My class from West Point has fallen, too, of course.  I knew Hans Kurth a little, but we weren't close.  I didn't know Jimmy at all.  Those guys were still my brothers, but I have to admit that I feel extremely fortunate not to have lost anyone that was a real brother or sister to me, anyone who was like family.  Some of my friends have done a lot, but they all seem to have gotten home in one piece; they've successfully reconnected with their families and with the peacetime Army or with civilian life, which is an entirely tougher trick.  It's a blessing.  This past year has brought me back in touch with a whole collection of guys and gals that I absolutely love, and that's been pretty wonderful, too.  I got a note from a guy I used to swim with at the Academy thanking me for my help / guidance / example as he's been transitioning from the Army, and reading about his new job and his excitement to move forward has been the most gratifying thing I've done in weeks.  He's a good dude, he served when called, and then -- recently -- he got laid off.  He was understandably upset, not least because layoffs aren't supposed to be part of the deal when you're called back to service during wartime.  But he's over it now and moving forward.  That's what I like to see.

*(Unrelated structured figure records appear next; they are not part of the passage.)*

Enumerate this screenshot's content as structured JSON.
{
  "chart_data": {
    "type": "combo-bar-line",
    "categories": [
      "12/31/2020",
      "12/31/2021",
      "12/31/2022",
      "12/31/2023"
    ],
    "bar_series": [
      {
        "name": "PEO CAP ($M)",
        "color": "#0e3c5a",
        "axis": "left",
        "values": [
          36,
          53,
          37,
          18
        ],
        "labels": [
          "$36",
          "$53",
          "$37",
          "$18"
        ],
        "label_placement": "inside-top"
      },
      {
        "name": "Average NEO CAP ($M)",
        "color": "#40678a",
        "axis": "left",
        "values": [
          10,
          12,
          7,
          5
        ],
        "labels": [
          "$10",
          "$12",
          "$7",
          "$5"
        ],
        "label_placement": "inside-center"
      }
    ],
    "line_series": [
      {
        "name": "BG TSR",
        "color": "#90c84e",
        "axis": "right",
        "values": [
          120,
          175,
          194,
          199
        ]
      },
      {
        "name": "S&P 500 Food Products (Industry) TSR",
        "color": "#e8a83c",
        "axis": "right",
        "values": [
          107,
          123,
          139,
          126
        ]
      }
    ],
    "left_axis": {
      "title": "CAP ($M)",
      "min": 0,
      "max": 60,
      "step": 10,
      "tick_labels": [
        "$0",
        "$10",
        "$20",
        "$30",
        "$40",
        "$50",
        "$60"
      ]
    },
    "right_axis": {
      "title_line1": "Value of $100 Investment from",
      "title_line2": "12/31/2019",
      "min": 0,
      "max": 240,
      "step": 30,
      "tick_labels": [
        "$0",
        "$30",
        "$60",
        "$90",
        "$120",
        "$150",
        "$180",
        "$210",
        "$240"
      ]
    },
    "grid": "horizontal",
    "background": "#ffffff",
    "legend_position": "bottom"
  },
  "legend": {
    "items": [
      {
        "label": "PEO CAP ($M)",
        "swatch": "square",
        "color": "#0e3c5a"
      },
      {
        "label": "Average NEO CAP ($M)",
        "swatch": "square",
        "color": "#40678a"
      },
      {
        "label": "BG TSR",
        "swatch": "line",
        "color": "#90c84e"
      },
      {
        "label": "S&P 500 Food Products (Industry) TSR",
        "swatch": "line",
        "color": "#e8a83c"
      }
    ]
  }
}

Kim Hampton in the cockpit at 4-7 Cav.
Of fallen soldiers from Iraq and Afghanistan, I was closest to Kimberly Hampton.  We served together in 4-7 Cav in Korea.  I was the Adjutant when she reported, and I remember in-briefing her as a new lieutenant like it was yesterday.  She was a cute, funny, friendly, wildly popular young officer in what was then the nation's most forwardy-deployed cavalry unit, just ten kilometers south of the DMZ.  We sat there and laughed for about an hour while we waited for the Squadron Commander to finish something, so he could welcome her to the unit.

Kim was assigned as the XO of the Aviation Maintenance Company, a made-up position because we were overstrength on LTs at the time.  But she made the most of it, and I never heard anything but good things about her work.  She eventually extended in Korea, led an actual aviation platoon, served in Afghanistan, and went to the 82nd Airborne.  She was killed in Fallujah, Iraq, in 2004 when her Kiowa was shot down.  My buddy Joe called and told me, and we both sat there and cried.

Kim was a great young officer.  She had a lot going on, and people liked her.  I liked her.  She was engaged when she died, and the whole thing makes me sadder than Hell.

I don't know what else to say.

Happy Memorial Day, folks.  Live it up out there.  Enjoy your freedom because it sure as shit didn't come free.